Я был так привычен к несчастьям, что это открытие не застало меня врасплох. Я страдал, не жалуясь, но по-прежнему не расставаясь с надеждой.
Несчастные влюбленные всегда продолжают надеяться на лучшее, особенно когда говорят, что не надеются ни на что.
Однажды, когда я, по своему обыкновению, бесшумно бродил вокруг фермы, я стал невидимым свидетелем сцены, которая сделала мое горе еще более безутешным, нимало не укрепив ту слабую надежду, что еще теплилась в моей душе. На беду, я слишком хорошо знаю силу любви, чтобы предположить, что дурное обращение может ее истребить или хотя бы уменьшить. Если ты любишь, то чувство твое, как правило, разгорается от обиды еще сильнее.

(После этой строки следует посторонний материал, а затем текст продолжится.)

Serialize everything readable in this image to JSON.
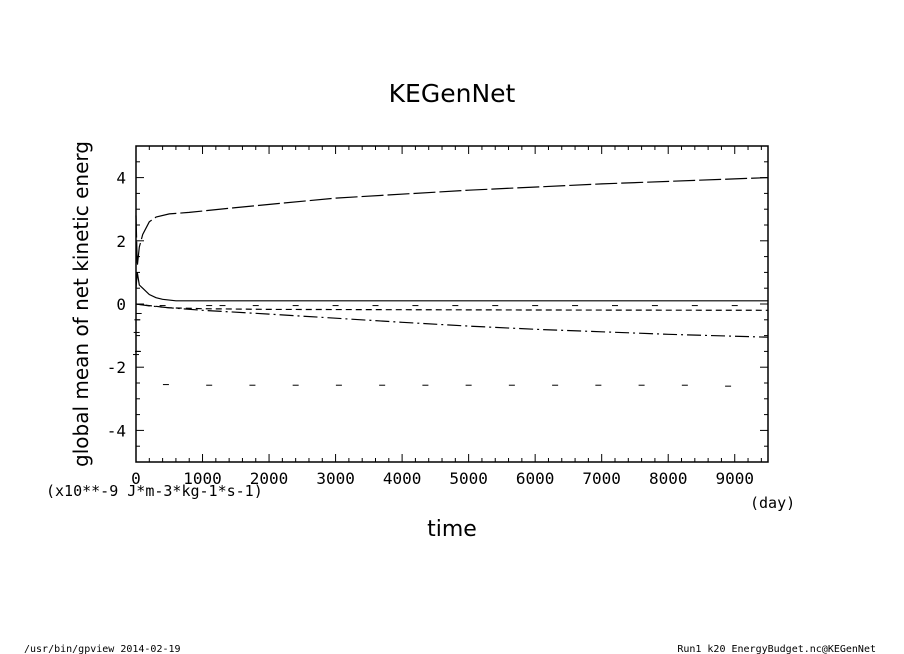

Так вот, сударь, это бессмысленное животное, именуемое Петухом, било шпорами и клювом мою любезную Пеструшку, а я, разгневанный, но бессловесный, был обречен созерцать эту ужасную картину. Как ни желал я отомстить за муки любимой, страх скомпрометировать ее в чужих глазах, а также, надобно признаться, не менее сильный страх узнать, что жестокая краса, на защиту которой я встал, не спросив ее согласия, отвергает мою помощь, были сильнее жажды мести. Страдая, как вы понимаете, больше, чем она, я не без горечи читал в ее глазах выражение абсолютной, упрямой покорности. Я с великой радостью сожрал бы этого мужлана, но ведь это, увы, причинило бы ей боль!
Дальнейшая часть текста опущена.